I was never fantastic at being independent as a young adult. You’d think I’d have thought a bit more about that before travelling to live and work in Japan for six months. Despite studying the Japanese language at both high school and university, I still managed to get lost many a time during my stay there and do questionable things. I was a bit ditzy really. It’s not a wonderful trait to have when living in a foreign country, but luckily Japan is probably one of the safest in the world. On my last day in the country, before I jetted off to Thailand to meet up and travel with some coworker friends, (who I had shared a building with in Ube), I experienced yet another a royal muck up. As always, with a bit of positive thinking, a bloody good go at speaking Japanese, and probably a lot of luck – I muddled my way through it all.
You see, I’d gone to Tokyo for my flight to Thailand and thought I could just hang out at the airport all night. This was not allowed. Being the seasoned traveller I was (insert raised eyebrows here), and living week-to-week on my part time teaching wage, I did not have much money to my name at all. The other lovely thing about Japan is that you cannot get money out of an ATM after 9 pm. It is one of the singularly most frustrating things about that country. And I can say that because it’s like my second home and I love it to bits.

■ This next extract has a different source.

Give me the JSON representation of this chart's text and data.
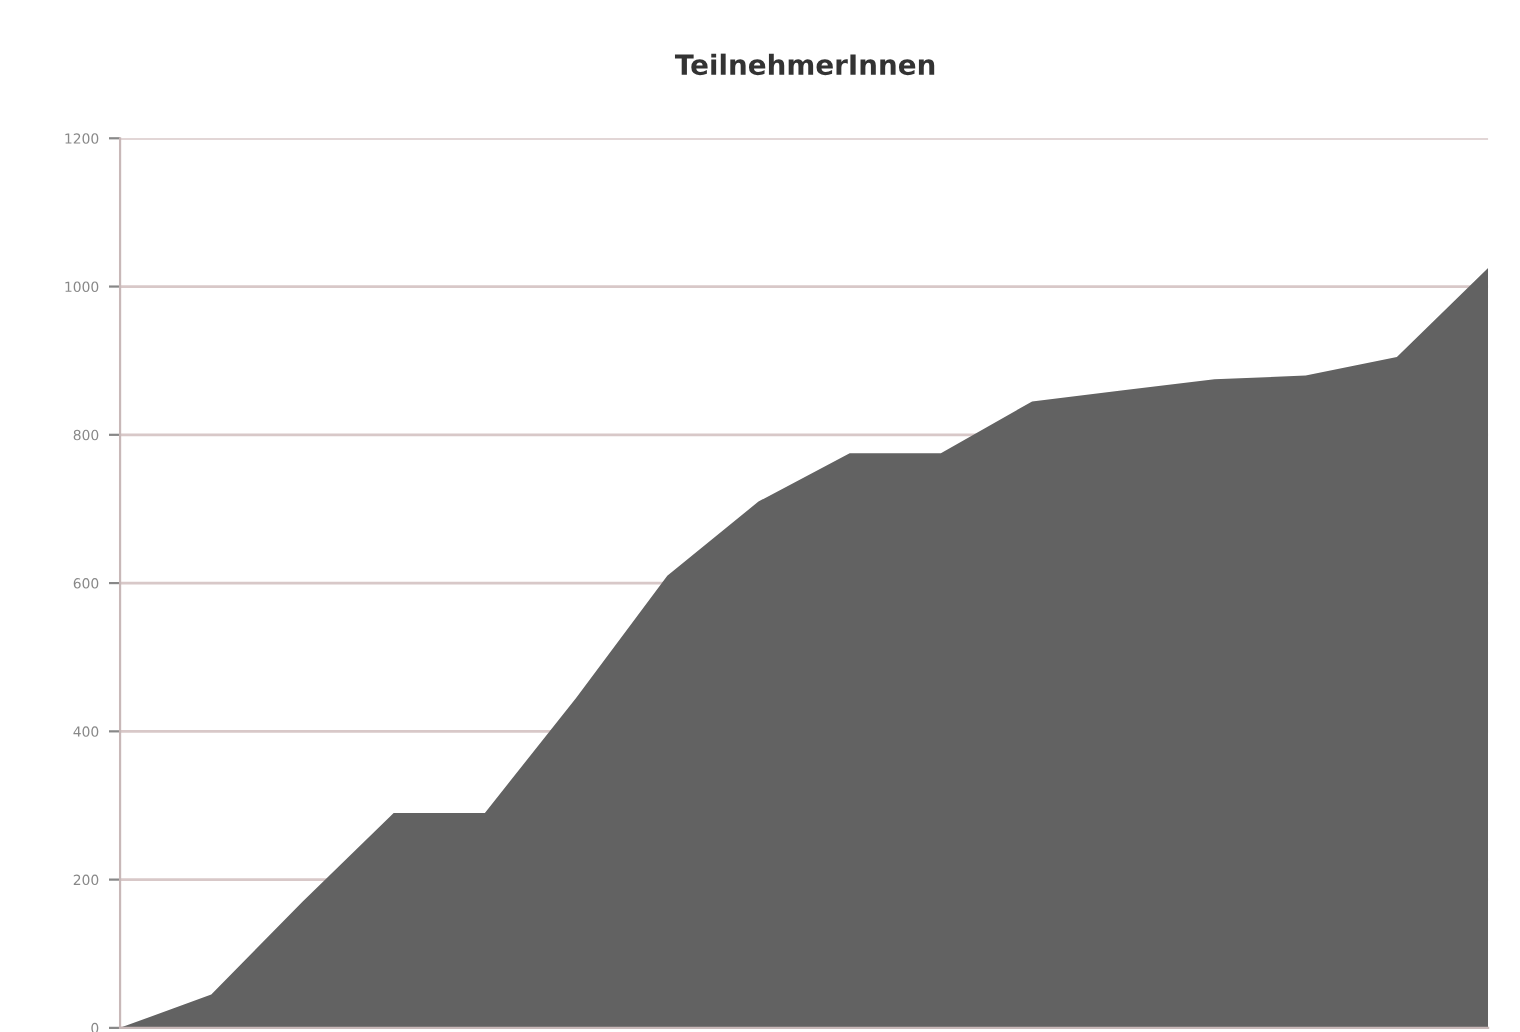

Suffice to say, I had 20 000 yen in my wallet. Don’t be fooled – that is about twenty dollars Australian, or a little less. I tried to communicate as much to the airport staff. They rang an onsen (or hot bath) nearby and directed me to where I could catch a bus to it. They would be expecting me. I had heard of this mythical, cheap onsen ‘hotel’ but had not known anyone who had actually used one. With my cash in my hot little hand, I waited forever for the van that took me to the onsen . When I finally arrived there I was so confused. There was literally just the entry to the male and female bathing areas and the eating area. Where did people sleep? It was about eleven thirty. What was the deal here?
Rather than stressing too much I decided to kill some time by actually using the onsen baths. I figured that I may as well since I had paid for it. After living in Japan for half a year, I was used to the custom of bathing naked with strangers in our local gym baths and another onsen I had visited with a friend in Matsuyama. Due to the late hour there weren’t many people anyway, but I was well and truly over the embarrassment that Westerners may first feel in this situation.

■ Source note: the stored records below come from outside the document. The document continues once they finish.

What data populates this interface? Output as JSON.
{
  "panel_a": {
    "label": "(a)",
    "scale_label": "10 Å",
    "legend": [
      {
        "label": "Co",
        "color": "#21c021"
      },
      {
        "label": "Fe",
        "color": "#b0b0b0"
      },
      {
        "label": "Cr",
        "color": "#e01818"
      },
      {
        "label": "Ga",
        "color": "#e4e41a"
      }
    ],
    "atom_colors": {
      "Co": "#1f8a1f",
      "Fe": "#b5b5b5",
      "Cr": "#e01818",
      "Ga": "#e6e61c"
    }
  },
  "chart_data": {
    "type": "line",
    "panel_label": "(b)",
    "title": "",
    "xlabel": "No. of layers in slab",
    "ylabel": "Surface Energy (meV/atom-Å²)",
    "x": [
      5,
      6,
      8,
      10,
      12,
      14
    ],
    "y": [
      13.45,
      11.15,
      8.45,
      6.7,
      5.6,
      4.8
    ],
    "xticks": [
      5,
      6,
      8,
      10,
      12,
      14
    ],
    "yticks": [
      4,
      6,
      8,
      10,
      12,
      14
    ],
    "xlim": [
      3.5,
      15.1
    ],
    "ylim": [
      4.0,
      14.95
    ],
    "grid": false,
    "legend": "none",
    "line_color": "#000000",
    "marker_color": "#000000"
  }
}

I came out feeling nice and clean. I tried to order some chips from the kitchen but it appeared that it had closed – worst luck. Just as I was almost giving up hope and thinking perhaps I had been duped, someone came around and plonked some bedding in the dining area and began to move the tables to the sides. Futons were set up with pillows and blankets, they dimmed the lights and turned on some peaceful, classical Japanese music. There were only about three people who stayed the night, and despite my radar for murderers and rapists being set to high due to sharing a room with complete strangers, I convinced myself that this was a safe place and managed to have a very restful sleep.
It was definitely the most worthwhile twenty dollars I have ever spent travelling because goodness knows I would have been sleeping out on the street otherwise. How did I get myself into these situations?! Regardless of whether you are short on money or not, it certainly is interesting spending the night in an onsen, and quite peaceful. It definitely would be a great option for backpackers if you’re trying to save some cash.